Imaging: Chest radiographs alone may be adequate to detect the enlargement of trachea and bronchi in severe cases (Fig. 52-5), but CT is the imaging modality of choice for diagnosing tracheobronchomegaly, potential tracheal diverticulum, and associated lung abnormalities (Fig. 52-6).¹ Because of the increased incidence of tracheobronchomalacia (TBM) in patients with tracheobronchomegaly, a dynamic CT study consisting of both inspiratory and expiratory phase imaging may be beneficial for detecting concomitant TBM.

Treatment and Follow-up: Asymptomatic pediatric patients with tracheobronchomegaly require no specific treatment.

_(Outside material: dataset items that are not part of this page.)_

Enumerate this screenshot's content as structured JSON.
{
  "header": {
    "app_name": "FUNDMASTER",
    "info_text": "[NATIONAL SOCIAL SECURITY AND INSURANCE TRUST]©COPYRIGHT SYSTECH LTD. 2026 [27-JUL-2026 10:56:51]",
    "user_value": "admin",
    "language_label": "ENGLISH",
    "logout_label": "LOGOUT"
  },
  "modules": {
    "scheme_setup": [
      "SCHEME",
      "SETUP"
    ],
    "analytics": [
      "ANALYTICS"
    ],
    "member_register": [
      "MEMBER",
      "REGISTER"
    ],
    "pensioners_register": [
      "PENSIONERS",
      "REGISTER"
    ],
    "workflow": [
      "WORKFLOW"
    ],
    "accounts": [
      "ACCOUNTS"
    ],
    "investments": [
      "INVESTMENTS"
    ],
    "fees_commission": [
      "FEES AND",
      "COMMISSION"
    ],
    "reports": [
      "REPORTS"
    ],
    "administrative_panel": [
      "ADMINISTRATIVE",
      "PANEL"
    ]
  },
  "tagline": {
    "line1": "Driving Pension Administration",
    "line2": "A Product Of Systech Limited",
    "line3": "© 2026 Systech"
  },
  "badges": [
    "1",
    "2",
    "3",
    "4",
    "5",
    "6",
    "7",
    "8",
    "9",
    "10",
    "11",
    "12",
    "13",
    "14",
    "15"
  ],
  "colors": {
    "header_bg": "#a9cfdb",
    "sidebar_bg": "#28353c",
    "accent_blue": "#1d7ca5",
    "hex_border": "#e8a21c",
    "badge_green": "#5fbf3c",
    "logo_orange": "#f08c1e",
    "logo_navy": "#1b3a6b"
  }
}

For symptomatic patients, treatment usually is conservative, including chest physiotherapy for assistance with clearing of secretions and antibiotics for treatment of pulmonary infections.^30,31 Unfortunately, the generalized nature of this disorder limits possible benefits from surgical management.

Etiology: Foreign body aspiration into the tracheobronchial airway is a frequent cause of acute respiratory distress in pediatric patients, especially those between 6 months and 3 years of age.^1–3,32,33 Each year, aspirated foreign bodies are responsible for approximately 160 deaths in children aged 14 years or younger in the United States alone, along with substantial additional morbidity.^32,33 Although some pediatric patients may present with a clinical history of possible aspiration followed by cough, wheezing, respiratory distress, or decreased breath sounds, most affected pediatric patients present with a history that is either lacking or misleading.^1–3,32,33 Therefore a high clinical suspicion and thorough investigation are required for any infants and young children with respiratory symptoms suspicious for possible foreign body aspiration.

Only approximately 10% of aspirated foreign bodies within the tracheobronchial airway are radiopaque.³⁴ The remaining 90% of nonradiopaque foreign bodies are particularly difficult to diagnose early in pediatric patients. Nearly 70% of aspirated foreign bodies lodge in the bronchi, with the right side (52%) affected more frequently than the left side (18%).³² The remaining 30% of aspirated foreign bodies lodge in the trachea (13%) and less common locations (17%).³² In the early phase of foreign body aspiration, affected patients typically present with cough, wheezing, respiratory distress, or decreased breath sounds. During the late phase of missed foreign body aspiration, affected patients often present with episodic wheezing and/or recurrent pneumonias.

Imaging: Radiographic findings of foreign body aspiration depend on the size, location, duration, and nature of the aspirated foreign body (Fig. 52-7). Radiopaque foreign bodies usually are detected easily with radiographic studies, which should include frontal and lateral films encompassing the upper airway from the nasopharynx to the upper abdomen. When the foreign body is not radiopaque, careful inspection of the tracheobronchial airway with high-kilovoltage films or fluoroscopy may show a faintly visible opacity interrupting the air column within the large airways. If the foreign object is located in the trachea, the chest radiograph may be normal or may show bilateral hypoinflation or hyperinflation depending on the degree of obstruction. Many intratracheal foreign bodies escape detection without the use of CT.